The peso has surged 9.3 percent to 12.7549 per dollar, erasing most of last year’s 11.4 percent slide and topping gains in all other major currencies. The rally, which has helped drive returns of 12.4 percent on benchmark bonds in dollar terms, marks the peso’s best quarter since the country reset the currency in 1993 after years of inflation over 10 percent. The Mexican bond returns compare with the average 4.5 percent gain in emerging-market local debt this year, according to Bank of America.

Mexico is benefiting from the acceleration in the U.S. economy, the buyer of 80 percent of its exports, after the U.S. mortgage lending crisis and sluggish growth drove the peso down 22 percent from 2008 to 2011, making it the worst-performing major currency. U.S. consumer confidence rose to a one-year high in March while jobless claims fell to the lowest since February 2008, helping fuel demand for Mexican goods that lifted its exports to a record in the first two months of the year.

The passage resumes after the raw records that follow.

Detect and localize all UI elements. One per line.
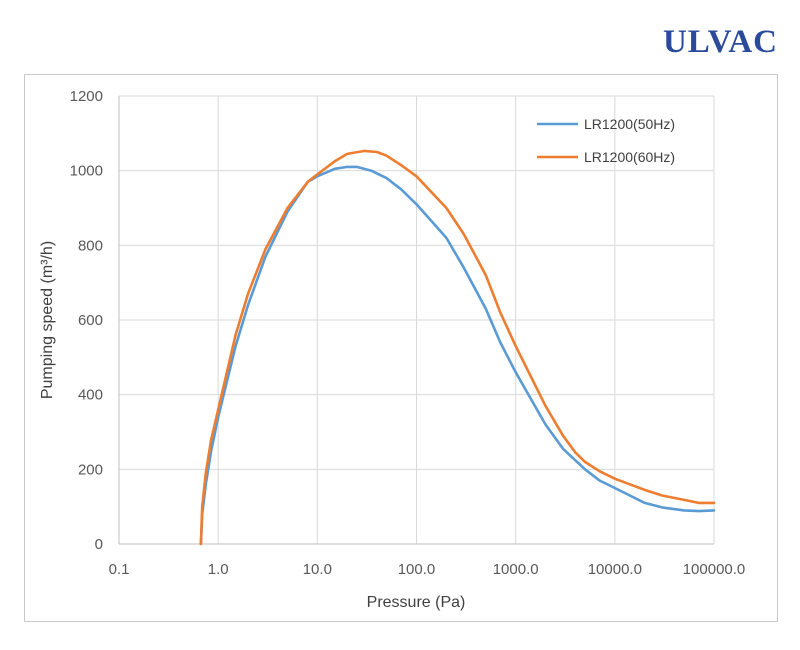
x-axis-label: Pressure (Pa) bbox=[367, 594, 466, 611]
legend: LR1200(50Hz) LR1200(60Hz) bbox=[537, 116, 675, 165]
x-tick-label: 10000.0 bbox=[588, 561, 642, 578]
y-tick-labels: 0 200 400 600 800 1000 1200 bbox=[70, 88, 103, 553]
y-tick-label: 200 bbox=[78, 461, 103, 478]
y-tick-label: 1200 bbox=[70, 88, 103, 105]
x-tick-label: 100000.0 bbox=[683, 561, 746, 578]
series-lines bbox=[199, 149, 716, 546]
series-line bbox=[199, 149, 716, 546]
x-tick-labels: 0.1 1.0 10.0 100.0 1000.0 10000.0 100000.0 bbox=[109, 561, 746, 578]
legend-label: LR1200(50Hz) bbox=[584, 116, 675, 132]
axes bbox=[118, 96, 714, 545]
x-tick-label: 0.1 bbox=[109, 561, 130, 578]
legend-label: LR1200(60Hz) bbox=[584, 149, 675, 165]
y-tick-label: 400 bbox=[78, 387, 103, 404]
y-tick-label: 600 bbox=[78, 312, 103, 329]
x-tick-label: 10.0 bbox=[303, 561, 332, 578]
y-axis-label: Pumping speed (m³/h) bbox=[39, 241, 56, 399]
y-tick-label: 1000 bbox=[70, 163, 103, 180]
series-line bbox=[199, 165, 716, 546]
y-tick-label: 0 bbox=[95, 536, 103, 553]
ulvac-logo: ULVAC bbox=[663, 24, 778, 58]
x-tick-label: 1.0 bbox=[208, 561, 229, 578]
chart-frame bbox=[24, 74, 778, 622]
y-tick-label: 800 bbox=[78, 237, 103, 254]
grid-lines bbox=[119, 95, 715, 544]
x-tick-label: 1000.0 bbox=[493, 561, 539, 578]
ulvac-logo-text: ULVAC bbox=[663, 24, 778, 58]
x-tick-label: 100.0 bbox=[398, 561, 436, 578]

“The fact that the Mexican economy is very tightly tied to the U.S., and the U.S. has surprised to the upside and many economists are ratcheting up their views for U.S. growth is clearly a positive for the perception of the peso,” David Bessey, who helps manage about $16 billion of emerging-market debt at Prudential Financial, said by phone from Newark, N.J.

The expansion in the world’s biggest economy will quicken to 2.2 percent this year from 1.7 percent in 2011, according to the median estimate of 72 analysts surveyed by Bloomberg. Mexico’s economy, the second biggest in Latin America after Brazil’s, may grow as much as 4 percent after expanding 3.9 percent in 2011, Banco de Mexico Governor Agustín Carstens said last week.

Yields on Mexico’s peso bonds due in 2021 have declined 26 basis points, or 0.26 percentage point, this year to 6.25 percent as investors anticipate inflation will remain in check even as growth picks up. Yields on similar maturity Brazilian debt have dropped 18 basis points in 2012 to 11.14 percent. The peso rally is luring foreigners to Mexican assets. International investors held 44 percent of local fixed-rate bonds as of March 16, up from 31 percent a year earlier, according to data compiled by the central bank.

The gains are a reversal of a sell-off in the second half of last year that prompted Mexico to start offering $400 million of foreign reserves daily to meet demand for dollars.

The peso tumbled 16 percent in the July-through-September period, its biggest quarterly plunge since 2008.